Classic Japanese Grands Prix


The Japanese Grand Prix, title deciders, monsoons and more

Think of the Japanese Grand Prix and images of classic championship showdowns come to mind.

The first year that Japan was included in the World Championship was 1976 and the race was blighted by torrential rain and poor visibility. Ferrari’s Niki Lauda famously retired his car rather than continue in the unsafe conditions and James Hunt clinched the title despite a late stop for tyres. Almost forgotten in all the drama was race winner Mario Andretti, who won a GP for the second time. Hunt scored his final GP win at Fuji 12 months later but that race was marred by a crash between Gilles Villeneuve and Ronnie Peterson. The Ferrari cartwheeled over the fence and two onlookers were killed.

That was the last Japanese GP for a decade and it was at Suzuki that it returned in 1987. Gerhard Berger scored the first of successive end-of-season race wins for Ferrari that year and Ayrton Senna recovered from a poor start in 1988 to snatch victory and the 1988 World Championship from McLaren-Honda team-mate Alain Prost. The two feuding McLaren drivers collided as they entered the chicane during the closing stages of the 1989 race with the Frenchman unable to continue. Senna returned to the track, changed his nosecone and passed Alessandro Nannini’s Benetton-Ford for the win only to be controversially disqualified, thus handing the title to Prost. Aguri Suzuki finished in a career-best third for Larrousse.

Prost moved to Ferrari for 1990 but they resumed their championship rivalry, which was decided in Senna’s favour when he drove Prost off the road at the start at Suzuka. That left Nelson Piquet to lead Roberto Moreno in a surprise 1-2 for Benetton-Ford. The following year, Senna clinched the title after Nigel Mansell’s Williams-Renault spun and the Brazilian handed the win to team-mate Gerhard Berger on the line.

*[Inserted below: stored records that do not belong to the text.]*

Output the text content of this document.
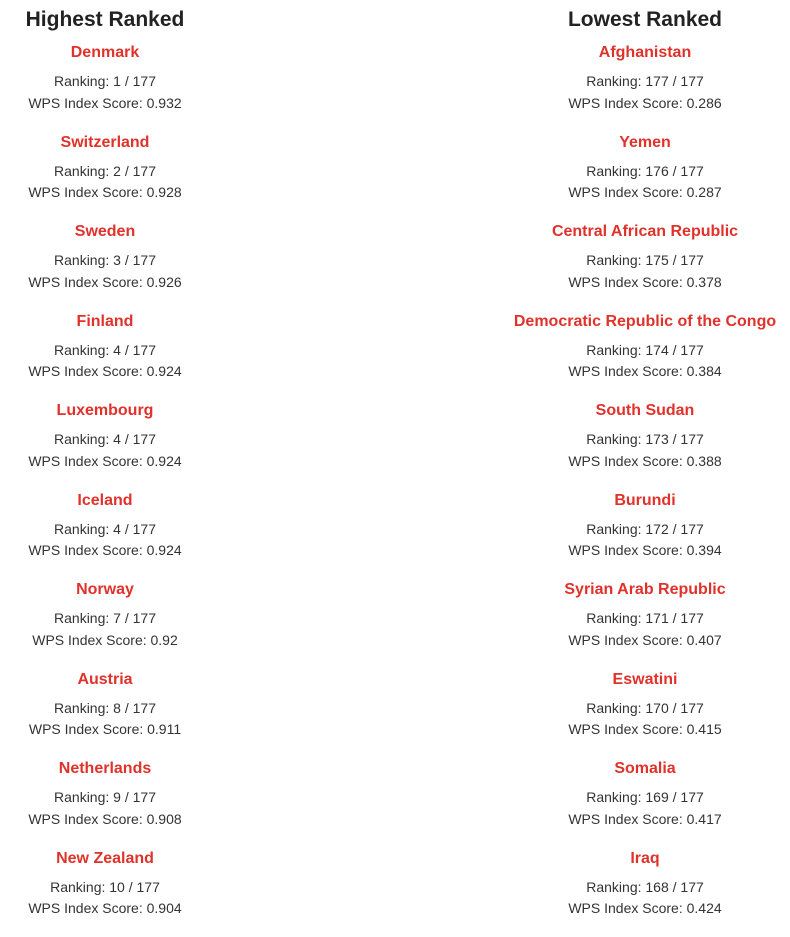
Highest Ranked
Denmark
Ranking: 1 / 177
WPS Index Score: 0.932
Switzerland
Ranking: 2 / 177
WPS Index Score: 0.928
Sweden
Ranking: 3 / 177
WPS Index Score: 0.926
Finland
Ranking: 4 / 177
WPS Index Score: 0.924
Luxembourg
Ranking: 4 / 177
WPS Index Score: 0.924
Iceland
Ranking: 4 / 177
WPS Index Score: 0.924
Norway
Ranking: 7 / 177
WPS Index Score: 0.92
Austria
Ranking: 8 / 177
WPS Index Score: 0.911
Netherlands
Ranking: 9 / 177
WPS Index Score: 0.908
New Zealand
Ranking: 10 / 177
WPS Index Score: 0.904
Lowest Ranked
Afghanistan
Ranking: 177 / 177
WPS Index Score: 0.286
Yemen
Ranking: 176 / 177
WPS Index Score: 0.287
Central African Republic
Ranking: 175 / 177
WPS Index Score: 0.378
Democratic Republic of the Congo
Ranking: 174 / 177
WPS Index Score: 0.384
South Sudan
Ranking: 173 / 177
WPS Index Score: 0.388
Burundi
Ranking: 172 / 177
WPS Index Score: 0.394
Syrian Arab Republic
Ranking: 171 / 177
WPS Index Score: 0.407
Eswatini
Ranking: 170 / 177
WPS Index Score: 0.415
Somalia
Ranking: 169 / 177
WPS Index Score: 0.417
Iraq
Ranking: 168 / 177
WPS Index Score: 0.424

In 1993, rookie Eddie Irvine drew Senna’s anger (and a post-race punch) when the Jordan driver repassed the race leader after being lapped. A year later saw heavy rain and injury to a marshal that forced the race to be red-flagged. Damon Hill drove one of the best races of his career to hold off Michael Schumacher on aggregate and set up a championship decider in Australia.

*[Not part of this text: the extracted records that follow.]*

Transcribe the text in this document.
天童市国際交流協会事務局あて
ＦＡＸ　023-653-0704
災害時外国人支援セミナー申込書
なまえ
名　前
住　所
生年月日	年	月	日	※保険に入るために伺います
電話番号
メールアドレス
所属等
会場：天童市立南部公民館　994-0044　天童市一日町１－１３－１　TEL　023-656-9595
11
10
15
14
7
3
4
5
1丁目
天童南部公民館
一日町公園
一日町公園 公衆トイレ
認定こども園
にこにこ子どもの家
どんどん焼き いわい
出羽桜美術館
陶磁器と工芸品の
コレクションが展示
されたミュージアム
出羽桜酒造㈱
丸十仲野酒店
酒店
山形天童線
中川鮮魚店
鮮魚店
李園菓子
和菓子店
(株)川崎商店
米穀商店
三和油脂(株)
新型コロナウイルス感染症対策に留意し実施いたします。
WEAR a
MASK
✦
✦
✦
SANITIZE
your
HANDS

Hill was crowned 1996 world champion at Suzuka when Williams-Renault team-mate Jacques Villeneuve’s wheel fell off after a pitstop. McLaren’s Mika Häkkinen clinched both his titles at Suzuka (1998 and 1999), beating Ferrari on both occasions. Pole winner Schumacher stalled at the start and subsequently suffered a puncture in 1998 and Irvine could only finish third a year later, with Häkkinen the winner on both occasions.

Read more: 2005 Japanese Grand Prix

Schumacher then beat Häkkinen in the rain-affected 2000 Japanese GP to become the first Ferrari world champion since 1979. He dominated in 2001 and led Rubens Barrrichello in a Ferrari 1-2 a year later on a day when Jordan-Honda’s Takuma Sato delighted his home crowd by qualifying seventh and finishing fifth. Schumacher survived contact with others and dropping to the back of the field to finish eighth to beat Kimi Räikkönen to the 2003 title by just two points.

Qualifying in 2004 was postponed to Sunday morning due to the threat of a typhoon, as it would be in 2010 once more. Wet weather mixed up the grid for the 2005 race and provided a classic. Räikkönen (McLaren-Mercedes) and Fernando Alonso (Renault) stormed through the field from 17th and 16th respectively. Räikkönen made an audacious last-lap pass to snatch victory from Giancarlo Fisichella with Alonso an equally impressive third.

The race moved to a revamped Fuji in 2007, where McLaren-Mercedes rookie Lewis Hamilton scored what seemed to be a decisive victory in the rain. However, he did not score another point and subsequently lost the title to Räikkönen at the final race. Hamilton crashed into Ferrari’s Felipe Massa in 2008 as Alonso scored an unexpected victory for Renault.

The Japanese GP returned to Suzuka in 2009 where the nimble Red Bull-Renaults excelled, Sebastian Vettel winning four of the next five editions of the race. He also finished in a conservative third position in 2011 to become the youngest back-to-back world champion in history. The loudest cheers in 2012 were reserved for Sauber’s Kamui Kobayashi, who finished third.

The 2014 race was a tragic affair, for Marussia’s Jules Bianchi was fatally injured when he crashed into a rescue vehicle that was removing another car.

Mercedes-Benz has dominated in recent years with Lewis Hamilton leading a 1-2 in 2014 and 2015 and Nico Rosberg winner 12 months ago.